Sour Boy, Bitter Girl has been active since 2005, and the band shows no signs of slowing down. The folk-rock quartet-- which formed in Fort Collins and is now based in Denver -- released two records this year: the "Witchy Women" EP and full-length album "The Palm Reader And The Palm Writer." Sour Boy, Bitter Girl made its first appearance in the CPR Performance Studio last month to play four songs from "The Palm Reader And The Palm Writer." Frontman Benjamin Buttice also spoke with Alisha Sweeney about making the move to Denver, the mystical themes behind their new music and plans for 2018.

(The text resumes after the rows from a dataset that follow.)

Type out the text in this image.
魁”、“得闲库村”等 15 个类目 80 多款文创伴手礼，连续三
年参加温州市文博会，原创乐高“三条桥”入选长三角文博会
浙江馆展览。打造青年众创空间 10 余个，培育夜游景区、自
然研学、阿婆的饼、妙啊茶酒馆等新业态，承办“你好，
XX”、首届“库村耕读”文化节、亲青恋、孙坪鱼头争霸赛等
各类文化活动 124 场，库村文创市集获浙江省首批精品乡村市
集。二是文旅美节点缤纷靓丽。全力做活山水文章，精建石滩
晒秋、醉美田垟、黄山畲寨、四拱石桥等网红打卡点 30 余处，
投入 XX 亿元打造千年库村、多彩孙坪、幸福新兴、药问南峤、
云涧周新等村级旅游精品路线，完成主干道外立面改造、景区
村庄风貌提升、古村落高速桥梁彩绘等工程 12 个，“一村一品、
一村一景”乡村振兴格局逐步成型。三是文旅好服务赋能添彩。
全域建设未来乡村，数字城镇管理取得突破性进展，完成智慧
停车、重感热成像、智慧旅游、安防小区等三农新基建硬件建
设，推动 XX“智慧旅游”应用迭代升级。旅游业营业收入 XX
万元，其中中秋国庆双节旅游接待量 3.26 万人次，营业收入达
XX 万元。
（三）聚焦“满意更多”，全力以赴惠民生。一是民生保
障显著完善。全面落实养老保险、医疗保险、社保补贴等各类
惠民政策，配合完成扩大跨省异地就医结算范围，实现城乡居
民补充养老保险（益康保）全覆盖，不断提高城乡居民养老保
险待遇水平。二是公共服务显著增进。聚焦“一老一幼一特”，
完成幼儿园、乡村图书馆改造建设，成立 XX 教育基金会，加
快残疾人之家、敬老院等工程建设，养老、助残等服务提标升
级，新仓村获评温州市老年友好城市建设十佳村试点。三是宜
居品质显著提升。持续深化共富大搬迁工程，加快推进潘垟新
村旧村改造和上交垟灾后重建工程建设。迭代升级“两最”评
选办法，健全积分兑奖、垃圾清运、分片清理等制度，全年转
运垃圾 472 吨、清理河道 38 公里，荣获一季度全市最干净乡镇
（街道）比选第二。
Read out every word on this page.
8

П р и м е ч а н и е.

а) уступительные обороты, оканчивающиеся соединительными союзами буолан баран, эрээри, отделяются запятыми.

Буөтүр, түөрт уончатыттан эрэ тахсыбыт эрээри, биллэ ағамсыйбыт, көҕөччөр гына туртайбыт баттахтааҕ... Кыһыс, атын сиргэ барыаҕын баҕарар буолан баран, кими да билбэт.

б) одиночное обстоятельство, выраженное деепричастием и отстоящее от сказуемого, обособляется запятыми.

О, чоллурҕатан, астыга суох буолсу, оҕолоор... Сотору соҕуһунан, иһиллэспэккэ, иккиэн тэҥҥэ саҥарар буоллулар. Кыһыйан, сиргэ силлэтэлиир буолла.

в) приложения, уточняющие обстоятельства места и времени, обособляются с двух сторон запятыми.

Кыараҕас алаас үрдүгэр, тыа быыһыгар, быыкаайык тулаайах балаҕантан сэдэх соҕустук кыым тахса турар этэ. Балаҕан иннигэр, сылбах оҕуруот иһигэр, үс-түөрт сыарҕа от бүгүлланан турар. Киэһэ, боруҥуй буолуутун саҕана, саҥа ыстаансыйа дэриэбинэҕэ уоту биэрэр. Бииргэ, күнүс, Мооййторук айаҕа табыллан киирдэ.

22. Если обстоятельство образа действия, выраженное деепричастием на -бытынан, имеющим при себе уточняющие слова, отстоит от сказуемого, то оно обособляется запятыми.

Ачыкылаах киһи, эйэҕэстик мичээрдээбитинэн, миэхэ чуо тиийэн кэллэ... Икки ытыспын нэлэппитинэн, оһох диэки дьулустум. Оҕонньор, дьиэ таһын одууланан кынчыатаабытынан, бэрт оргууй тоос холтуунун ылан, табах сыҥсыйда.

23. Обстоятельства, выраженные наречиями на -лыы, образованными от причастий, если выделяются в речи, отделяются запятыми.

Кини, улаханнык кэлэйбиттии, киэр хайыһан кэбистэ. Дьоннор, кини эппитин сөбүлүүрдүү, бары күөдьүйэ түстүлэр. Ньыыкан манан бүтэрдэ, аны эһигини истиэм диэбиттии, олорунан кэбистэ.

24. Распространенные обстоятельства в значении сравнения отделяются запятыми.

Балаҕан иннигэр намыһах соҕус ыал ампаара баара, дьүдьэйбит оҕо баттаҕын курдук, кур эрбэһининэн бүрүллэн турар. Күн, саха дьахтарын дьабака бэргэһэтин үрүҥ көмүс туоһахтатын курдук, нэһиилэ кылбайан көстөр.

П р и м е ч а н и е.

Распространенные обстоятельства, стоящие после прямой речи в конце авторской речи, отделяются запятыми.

Curta is the alias of Denver MC Jake Danna who performs and records with producer 4Digit. The duo creates an unconventional take on hip-hop by adding elements from industrial, noise and electronic music. Their latest release is the "Click Bait" EP which features a guest verse from Chicago rapper Serengeti. Curta stopped by the CPR Performance Studio last month for a performance and interview. The two musicians played four songs and spoke with Jeremy Petersen about the origins of their collaboration, their love for spoken word performances and where they fit in the Denver music scene.
Megan Fong has been active in Denver's music scene for nearly a decade. She previously fronted Bonnie & The Beard and now makes music with her band Florea. Last month the quartet released its self-titled debut album, which continues in the blues-rock vein of Fong's previous work. Florea stopped into the CPR Performance Studio before its album release show to play four songs. Fong also spoke with Alisha Sweeney about starting Florea after Bonnie & The Beard's dissolution, signing with Americana label Roll The Jax and the band's upcoming tour.
Singer and guitarist Jay Mars started the psychedelic rock band King Eddie while living in Detroit. He's since moved to Denver and teamed up with members of Colorado bands like The Still Tide and déCollage. This month the quintet released its second album, "Holographic Universe." King Eddie stopped into the CPR Performance Studio before the release show for the new LP. Mars and his band played four songs and spoke with Alisha Sweeney about getting acquainted with the Colorado music scene, putting on shows with virtual reality headsets and working with the Denver art collective Moon Magnet Music.